I put my feet up on the desk, exposing myself to him. I could see myself on the little corner of the screen, the soft part of me, the place where I was split in two, the fold of sensation between the smooth mass of skin, and I was shocked by the sight of it.
“That’s mine,” he said. “You understand, my wife, that everything I see there is mine?”
“Yes.”
“You’re wet, and that’s mine too. No matter where you are, I own your cunt.”
“It’s yours. It’s only for you. It’s so wet for you.”
“Mark it,” he said.
It took me a second to understand, even with the Sharpie in my teeth. Then, seeing my thighs against the wet flesh between them, I knew what he meant. I popped the base free of the cap and leaned over, pressing the pen tip to my left inner thigh. I glanced up at him.
He gave a slight shake of his head. “You start on your right, at the knee.”

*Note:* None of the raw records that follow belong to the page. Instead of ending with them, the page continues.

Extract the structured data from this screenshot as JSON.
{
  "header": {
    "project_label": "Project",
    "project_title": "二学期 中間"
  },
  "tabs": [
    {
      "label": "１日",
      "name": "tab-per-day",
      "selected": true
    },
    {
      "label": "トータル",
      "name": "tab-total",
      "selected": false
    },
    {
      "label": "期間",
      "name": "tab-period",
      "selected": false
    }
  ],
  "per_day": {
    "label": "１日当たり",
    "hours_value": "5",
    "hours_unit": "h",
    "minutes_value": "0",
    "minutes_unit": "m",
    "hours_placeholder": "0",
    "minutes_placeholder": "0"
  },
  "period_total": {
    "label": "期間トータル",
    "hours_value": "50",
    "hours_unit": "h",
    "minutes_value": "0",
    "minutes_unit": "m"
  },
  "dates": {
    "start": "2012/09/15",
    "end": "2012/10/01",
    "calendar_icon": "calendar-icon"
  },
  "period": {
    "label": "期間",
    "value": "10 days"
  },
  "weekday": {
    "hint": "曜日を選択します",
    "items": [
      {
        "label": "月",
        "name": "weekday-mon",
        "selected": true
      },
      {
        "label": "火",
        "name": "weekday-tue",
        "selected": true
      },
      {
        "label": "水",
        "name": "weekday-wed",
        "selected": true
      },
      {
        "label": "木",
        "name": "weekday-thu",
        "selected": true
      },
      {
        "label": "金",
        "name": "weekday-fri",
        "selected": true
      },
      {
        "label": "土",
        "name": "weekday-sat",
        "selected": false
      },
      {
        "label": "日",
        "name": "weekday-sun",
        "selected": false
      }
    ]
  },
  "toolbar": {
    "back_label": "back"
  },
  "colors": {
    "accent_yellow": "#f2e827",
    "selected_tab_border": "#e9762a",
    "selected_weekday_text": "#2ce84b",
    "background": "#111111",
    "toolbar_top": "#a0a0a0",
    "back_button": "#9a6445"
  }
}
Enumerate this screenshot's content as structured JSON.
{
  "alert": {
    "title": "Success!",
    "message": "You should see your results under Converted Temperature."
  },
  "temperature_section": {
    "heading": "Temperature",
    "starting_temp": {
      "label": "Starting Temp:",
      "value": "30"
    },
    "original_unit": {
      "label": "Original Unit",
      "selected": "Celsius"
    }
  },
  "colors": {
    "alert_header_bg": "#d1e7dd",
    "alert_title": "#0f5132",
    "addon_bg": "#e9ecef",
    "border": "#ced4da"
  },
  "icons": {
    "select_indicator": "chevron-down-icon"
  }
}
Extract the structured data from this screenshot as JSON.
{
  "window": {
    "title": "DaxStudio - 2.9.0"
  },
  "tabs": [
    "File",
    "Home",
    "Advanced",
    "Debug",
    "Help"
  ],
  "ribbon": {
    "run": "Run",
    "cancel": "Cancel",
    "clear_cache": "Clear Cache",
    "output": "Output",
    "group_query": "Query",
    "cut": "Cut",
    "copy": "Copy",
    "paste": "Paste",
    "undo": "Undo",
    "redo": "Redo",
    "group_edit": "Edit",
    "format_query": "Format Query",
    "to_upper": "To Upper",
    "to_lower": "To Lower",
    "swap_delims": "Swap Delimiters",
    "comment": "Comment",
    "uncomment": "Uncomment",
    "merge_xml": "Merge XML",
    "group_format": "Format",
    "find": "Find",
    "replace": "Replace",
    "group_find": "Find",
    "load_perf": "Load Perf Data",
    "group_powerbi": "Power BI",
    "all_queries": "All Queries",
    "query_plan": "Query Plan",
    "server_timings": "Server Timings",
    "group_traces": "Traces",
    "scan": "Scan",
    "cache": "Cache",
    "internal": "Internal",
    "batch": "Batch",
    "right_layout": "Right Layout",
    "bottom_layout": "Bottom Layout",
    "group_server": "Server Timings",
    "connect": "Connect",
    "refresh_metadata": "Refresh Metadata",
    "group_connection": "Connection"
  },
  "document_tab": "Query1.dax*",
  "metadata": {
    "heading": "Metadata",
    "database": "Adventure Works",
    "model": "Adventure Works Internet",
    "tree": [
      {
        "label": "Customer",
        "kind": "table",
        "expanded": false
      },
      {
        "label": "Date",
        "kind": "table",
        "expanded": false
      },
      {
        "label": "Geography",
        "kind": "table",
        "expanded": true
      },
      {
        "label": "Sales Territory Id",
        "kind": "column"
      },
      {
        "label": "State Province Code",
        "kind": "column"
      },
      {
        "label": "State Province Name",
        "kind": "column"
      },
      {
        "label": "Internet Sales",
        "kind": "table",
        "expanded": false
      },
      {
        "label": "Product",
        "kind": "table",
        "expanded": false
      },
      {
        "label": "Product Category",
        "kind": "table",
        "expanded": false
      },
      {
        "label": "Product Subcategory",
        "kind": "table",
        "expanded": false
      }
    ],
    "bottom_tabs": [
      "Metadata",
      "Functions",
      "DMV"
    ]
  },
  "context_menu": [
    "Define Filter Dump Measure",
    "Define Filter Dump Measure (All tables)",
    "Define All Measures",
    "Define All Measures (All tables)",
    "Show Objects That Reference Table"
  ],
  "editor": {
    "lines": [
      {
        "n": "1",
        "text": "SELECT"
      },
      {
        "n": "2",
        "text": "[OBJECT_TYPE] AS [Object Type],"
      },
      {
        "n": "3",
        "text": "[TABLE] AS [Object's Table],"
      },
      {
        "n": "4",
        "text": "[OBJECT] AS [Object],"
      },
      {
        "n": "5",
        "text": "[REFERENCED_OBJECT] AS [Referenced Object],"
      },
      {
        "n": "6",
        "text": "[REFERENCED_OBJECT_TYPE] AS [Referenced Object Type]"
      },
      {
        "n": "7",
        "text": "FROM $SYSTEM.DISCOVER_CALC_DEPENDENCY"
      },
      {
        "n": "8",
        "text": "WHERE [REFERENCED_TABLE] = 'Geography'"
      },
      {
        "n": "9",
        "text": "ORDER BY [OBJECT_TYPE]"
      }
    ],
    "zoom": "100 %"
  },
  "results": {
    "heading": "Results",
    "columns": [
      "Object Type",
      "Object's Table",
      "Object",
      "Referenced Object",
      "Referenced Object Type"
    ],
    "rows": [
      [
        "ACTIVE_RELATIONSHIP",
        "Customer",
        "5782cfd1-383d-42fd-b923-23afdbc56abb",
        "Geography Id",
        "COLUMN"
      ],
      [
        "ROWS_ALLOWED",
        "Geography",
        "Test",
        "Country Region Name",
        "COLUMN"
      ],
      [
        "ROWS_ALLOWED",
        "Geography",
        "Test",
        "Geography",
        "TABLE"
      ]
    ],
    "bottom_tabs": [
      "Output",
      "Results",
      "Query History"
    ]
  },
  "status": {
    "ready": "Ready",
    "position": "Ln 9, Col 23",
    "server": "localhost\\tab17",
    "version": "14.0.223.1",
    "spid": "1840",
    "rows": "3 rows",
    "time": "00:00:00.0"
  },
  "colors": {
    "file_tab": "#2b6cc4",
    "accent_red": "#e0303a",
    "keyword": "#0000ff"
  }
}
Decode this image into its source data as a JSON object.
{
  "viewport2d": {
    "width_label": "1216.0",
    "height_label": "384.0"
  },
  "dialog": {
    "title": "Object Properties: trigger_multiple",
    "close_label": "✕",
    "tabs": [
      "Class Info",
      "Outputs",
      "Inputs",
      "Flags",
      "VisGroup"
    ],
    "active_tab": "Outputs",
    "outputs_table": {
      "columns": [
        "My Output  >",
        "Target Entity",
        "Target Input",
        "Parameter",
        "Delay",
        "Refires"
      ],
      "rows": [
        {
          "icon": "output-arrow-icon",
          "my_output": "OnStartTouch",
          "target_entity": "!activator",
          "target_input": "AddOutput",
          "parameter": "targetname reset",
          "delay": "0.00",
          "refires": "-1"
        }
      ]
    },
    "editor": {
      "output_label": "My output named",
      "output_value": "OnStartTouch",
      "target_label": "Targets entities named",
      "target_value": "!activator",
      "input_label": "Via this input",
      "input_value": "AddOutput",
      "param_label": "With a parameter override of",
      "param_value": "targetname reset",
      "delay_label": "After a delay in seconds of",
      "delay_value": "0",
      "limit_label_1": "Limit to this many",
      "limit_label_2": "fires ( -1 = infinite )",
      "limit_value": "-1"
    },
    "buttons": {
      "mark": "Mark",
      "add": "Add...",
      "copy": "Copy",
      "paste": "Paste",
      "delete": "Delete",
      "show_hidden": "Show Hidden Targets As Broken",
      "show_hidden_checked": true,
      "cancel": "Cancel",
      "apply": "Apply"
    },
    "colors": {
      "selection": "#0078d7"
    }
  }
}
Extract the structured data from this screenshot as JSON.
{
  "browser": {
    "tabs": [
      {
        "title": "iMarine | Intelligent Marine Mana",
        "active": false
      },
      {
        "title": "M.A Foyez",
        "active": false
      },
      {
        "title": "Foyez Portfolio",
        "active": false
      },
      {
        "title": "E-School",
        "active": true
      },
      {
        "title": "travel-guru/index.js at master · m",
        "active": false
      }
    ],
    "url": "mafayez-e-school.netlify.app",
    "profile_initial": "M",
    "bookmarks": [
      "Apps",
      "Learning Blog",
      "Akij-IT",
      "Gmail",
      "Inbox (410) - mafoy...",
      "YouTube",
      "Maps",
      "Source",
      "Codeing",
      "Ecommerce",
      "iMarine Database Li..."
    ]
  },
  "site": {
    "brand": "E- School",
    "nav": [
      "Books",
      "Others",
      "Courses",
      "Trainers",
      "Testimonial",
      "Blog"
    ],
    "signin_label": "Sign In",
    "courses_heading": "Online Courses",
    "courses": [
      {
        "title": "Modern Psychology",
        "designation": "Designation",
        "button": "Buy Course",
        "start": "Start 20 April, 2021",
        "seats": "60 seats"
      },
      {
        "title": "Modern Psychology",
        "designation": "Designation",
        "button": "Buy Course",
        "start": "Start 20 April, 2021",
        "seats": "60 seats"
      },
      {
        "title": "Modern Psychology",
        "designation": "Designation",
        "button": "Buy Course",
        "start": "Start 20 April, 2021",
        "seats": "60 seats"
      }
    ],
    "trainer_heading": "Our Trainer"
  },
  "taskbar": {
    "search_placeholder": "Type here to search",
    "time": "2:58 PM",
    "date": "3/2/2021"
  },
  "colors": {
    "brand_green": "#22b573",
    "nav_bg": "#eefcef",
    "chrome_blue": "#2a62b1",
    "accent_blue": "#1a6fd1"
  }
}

I switched and pulled the skin to make it taut for the marker. Like his fingers, the Sharpie was firm and purposeful; like his tongue, it was damp and warm.
“Wherever you are,” he said low and steady as I wrote his name, knee to crotch, “I own you. I own your filthy mouth. I own your dirty mind. When you get wet thinking about fucking, it’s mine. Every drop from you. I own your every thought. You are my property.”